Many on Wall Street today are mocking the SEC’s threats to crack down on rumor-spreaders.
(Wait, I’m sorry: Regulators say the problem is “false” rumors. Though of course, one definition of a rumor is that you don’t know if it’s true or false.)
In a post titled “Is the SEC at war with the First Amendment?,” Peter Cohan takes aim at federal policymakers who spread their own fictions.
I’m a big believer in honest information exchange — but the SEC should apply that policy to those who lie about how great things are when they’re really falling apart as well.
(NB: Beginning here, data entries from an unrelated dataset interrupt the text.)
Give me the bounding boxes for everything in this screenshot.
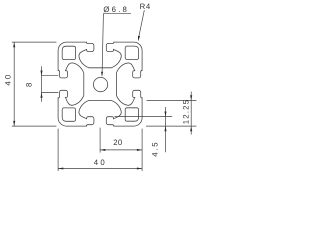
- dim 40 left extension lines: [12, 42, 57, 126]
- dim 40 bottom extension lines: [58, 129, 142, 171]
- T-slot left: [58, 63, 84, 105]
- svg-text:Ø6.8: Ø6.8: [103, 5, 129, 14]
- profile outer boundary: [58, 42, 142, 126]
- dim 8 extension lines: [42, 76, 59, 93]
- corner hole bottom-right: [125, 108, 138, 121]
- T-slot top: [79, 42, 121, 68]
- dim 20 extension line: [99, 128, 101, 153]
- T-slot right: [116, 63, 142, 105]
- corner hole top-right: [125, 46, 138, 59]
- svg-text:12.25: 12.25: [182, 99, 191, 125]
- dim 12.25 dimension line: [190, 92, 192, 135]
- svg-text:20: 20: [113, 138, 123, 147]
- svg-text:4.5: 4.5: [150, 141, 159, 157]
- svg-text:8: 8: [24, 83, 33, 87]
- dim 4.5 extension line: [115, 116, 173, 118]
- center hole Ø6.8: [93, 77, 107, 91]
- corner hole bottom-left: [62, 108, 75, 121]
- dim 8 dimension line: [41, 66, 43, 102]
- leader R4: [139, 10, 144, 36]
- svg-text:R4: R4: [140, 2, 151, 11]
- leader Ø6.8: [102, 14, 131, 72]
- dim 40 left dimension line: [13, 42, 15, 126]
- T-slot bottom: [79, 100, 121, 126]
- dim 20 dimension line: [100, 149, 142, 151]
- svg-text:40: 40: [94, 158, 107, 167]
- dim 12.25 extension lines: [146, 100, 196, 126]
- corner hole top-left: [62, 46, 75, 59]
- dim 40 bottom dimension line: [58, 168, 142, 170]
- dim 4.5 dimension line: [165, 107, 167, 152]
- svg-text:40: 40: [4, 73, 13, 86]
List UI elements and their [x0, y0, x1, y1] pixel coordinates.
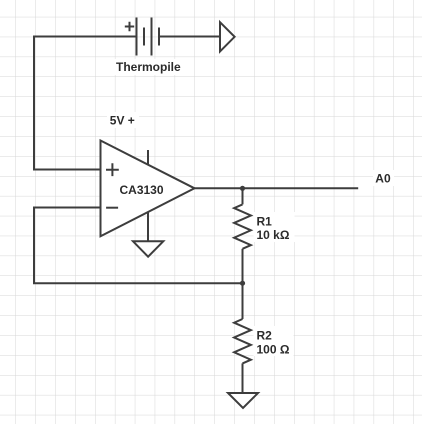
battery short plate 2 [158, 28, 160, 46]
battery short plate 1 [143, 28, 145, 46]
wire battery to arrow [159, 36, 220, 38]
arrow output symbol [220, 22, 235, 51]
label 5V + [107, 112, 139, 128]
svg-text:CA3130: CA3130 [120, 183, 164, 197]
op-amp U1 CA3130 triangle [101, 141, 195, 237]
svg-text:A0: A0 [375, 172, 391, 186]
label A0 [373, 170, 394, 186]
battery BT1 Thermopile plate long left [136, 18, 138, 56]
op-amp plus input symbol [106, 163, 119, 176]
svg-text:10 kΩ: 10 kΩ [257, 228, 290, 242]
battery plus polarity mark [125, 22, 134, 31]
ground symbol under op-amp [133, 241, 163, 256]
battery long plate 2 [151, 18, 153, 56]
svg-text:R1: R1 [257, 214, 273, 228]
junction node at divider [240, 281, 245, 286]
svg-text:5V +: 5V + [110, 114, 135, 128]
op-amp minus input symbol [106, 207, 118, 209]
wire feedback divider node to inverting input [34, 208, 243, 284]
ground symbol under R2 [228, 393, 258, 408]
junction node at op-amp output [240, 186, 245, 191]
wire R2 to ground [242, 363, 244, 393]
svg-text:Thermopile: Thermopile [116, 60, 181, 74]
label R2 100 Ohm [254, 326, 294, 356]
label R1 10 kOhm [254, 212, 295, 242]
svg-text:R2: R2 [257, 329, 273, 343]
resistor R1 zigzag [234, 204, 251, 248]
svg-text:100 Ω: 100 Ω [257, 342, 290, 356]
wire battery to non-inverting input [34, 37, 137, 170]
wire divider node to R2 [242, 283, 244, 319]
label Thermopile [113, 59, 184, 75]
wire output node to R1 [242, 188, 244, 204]
wire R1 to divider node [242, 249, 244, 283]
op-amp ground pin stub [147, 212, 149, 241]
op-amp power pin stub [147, 150, 149, 164]
resistor R2 zigzag [234, 319, 251, 363]
wire op-amp output to A0 [195, 187, 359, 189]
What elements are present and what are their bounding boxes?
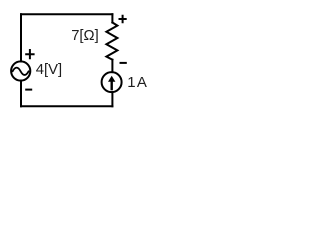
svg-text:1A: 1A [127, 74, 148, 91]
svg-text:4[V]: 4[V] [36, 62, 62, 78]
svg-text:7[Ω]: 7[Ω] [71, 28, 99, 44]
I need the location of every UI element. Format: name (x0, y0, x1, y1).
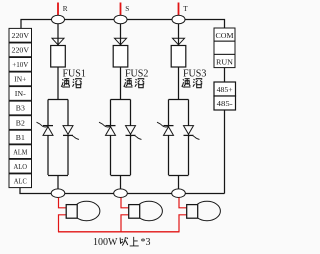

Unfortunately, that won’t happen because cheer-leading seems to be a requirement for holding high office.
He has a point.
But I also understand where the frustration about rumors comes from. It’s a huge disadvantage for individual investors who trade during the day.
Imagine if today you were an individual investor in Washington Mutual (WM). WaMu shares started the day lower, and then accelerated throughout the day and ended down a whopping 35%.
What caused the slide? A Lehman analyst’s gloomy report? Jim Cramer’s comments? Or rumors? WaMu later issued a statement reassuring investors that it has plenty of capital.
If there were less rumor-spreading, investors without Wall Street connections might have a better idea of whether fears are legitimate or pure speculation.
But maybe, instead of an argument against rumors, this is more of an argument against individuals being involved in trading stocks in the first place. Without institutional backing, is it really possible to stay on top of a crisis as it develops minute by minute? Put your money in an index fund and you can go switch off Cramer and watch the soaps. “Stop trading” indeed.